The Corkscrew Killer Mystery seems to have been solved...for the moment.
You will remember our wine challenge to researchers in the U.K?
Underwater Thrills is officially offering a fine bottle (signed) of 2005 Floodplain Proprietor Red from Napa Valley, California to any U.K researcher who can prove without a doubt that the Corkscrew Killer is in fact a man made object or machine.
Latest Update - The Herald
Researchers at the University of St Andrews have dismissed claims that sharks, killer whales, illegal traps, fisheries or even deliberate mutilation could have caused the “corkscrew killings”.

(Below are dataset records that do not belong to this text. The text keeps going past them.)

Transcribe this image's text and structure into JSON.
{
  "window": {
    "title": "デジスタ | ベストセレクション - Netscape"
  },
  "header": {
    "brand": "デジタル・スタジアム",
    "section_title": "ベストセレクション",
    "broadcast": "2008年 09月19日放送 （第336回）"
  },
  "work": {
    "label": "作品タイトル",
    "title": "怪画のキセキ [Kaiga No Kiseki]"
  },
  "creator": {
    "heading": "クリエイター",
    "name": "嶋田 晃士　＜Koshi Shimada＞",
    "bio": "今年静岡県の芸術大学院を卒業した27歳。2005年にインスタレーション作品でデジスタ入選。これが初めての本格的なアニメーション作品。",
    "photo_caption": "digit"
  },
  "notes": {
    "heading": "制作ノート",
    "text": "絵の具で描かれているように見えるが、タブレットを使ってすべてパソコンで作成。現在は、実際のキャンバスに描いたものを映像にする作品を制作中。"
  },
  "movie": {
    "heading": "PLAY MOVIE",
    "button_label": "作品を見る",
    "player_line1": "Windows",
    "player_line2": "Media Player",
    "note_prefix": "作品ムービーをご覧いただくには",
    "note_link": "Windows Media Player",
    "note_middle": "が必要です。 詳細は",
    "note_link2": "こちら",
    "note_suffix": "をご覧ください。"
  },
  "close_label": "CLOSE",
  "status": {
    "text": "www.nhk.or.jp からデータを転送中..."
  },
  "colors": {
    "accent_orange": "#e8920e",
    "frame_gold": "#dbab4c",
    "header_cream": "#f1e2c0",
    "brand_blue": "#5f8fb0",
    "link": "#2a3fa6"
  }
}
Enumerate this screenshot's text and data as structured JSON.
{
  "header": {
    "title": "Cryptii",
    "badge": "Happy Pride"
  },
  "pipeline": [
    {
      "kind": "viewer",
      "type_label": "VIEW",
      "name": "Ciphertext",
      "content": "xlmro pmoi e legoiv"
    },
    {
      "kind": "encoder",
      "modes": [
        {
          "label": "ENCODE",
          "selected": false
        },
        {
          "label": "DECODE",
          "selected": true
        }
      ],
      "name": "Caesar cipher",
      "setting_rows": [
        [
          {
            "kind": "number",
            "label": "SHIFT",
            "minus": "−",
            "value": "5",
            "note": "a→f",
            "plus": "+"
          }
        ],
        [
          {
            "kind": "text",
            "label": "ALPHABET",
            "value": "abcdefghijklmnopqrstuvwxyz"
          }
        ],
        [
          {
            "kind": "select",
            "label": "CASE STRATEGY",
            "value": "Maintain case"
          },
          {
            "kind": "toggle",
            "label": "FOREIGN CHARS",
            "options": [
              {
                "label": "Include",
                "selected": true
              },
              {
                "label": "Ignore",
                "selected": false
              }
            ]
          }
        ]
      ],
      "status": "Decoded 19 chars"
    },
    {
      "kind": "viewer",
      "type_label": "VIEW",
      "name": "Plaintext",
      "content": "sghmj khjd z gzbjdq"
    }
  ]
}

Since August 2009, 33 dead seals have washed up on beaches bearing a single, smooth-edged cut that starts at the head and spirals down the body. The bizarre lacerations were widely attributed to shark attacks.
However, experts at the University’s Sea Mammal Research Unit (SMRU), in conjunction with the RSPCA and the Scottish Agricultural College, have concluded the injuries were most likely caused by the ducted propeller systems on ships operating in shallow coastal waters.
The research leader, Dr David Thompson, said: “Investigations have revealed a number of features that show the injuries are entirely consistent with the animals being sucked through large, ducted propellers.
“Our methods included scaled simulations using models that show how the spiral injuries can be created, as well as fine-scale observation of the injuries themselves that show the lacerations were made by the seals rotating against a smooth edged blade, while being dragged past the blade by a powerful force.
“Most diagnostic of all has been the imprint on some animals of the serrated ‘rope cutter’ that is present on most of these types of ducted propellers to stop ropes getting entangled in the propellers”.
To date, most of the injuries have been seen in the Tay and Forth estuaries, north Norfolk in England and Strangford Lough in Northern Ireland.
The injuries involve a severe, sudden and deadly trauma. Both grey and harbour seals have been involved, but the carcasses recovered were mainly harbour seals.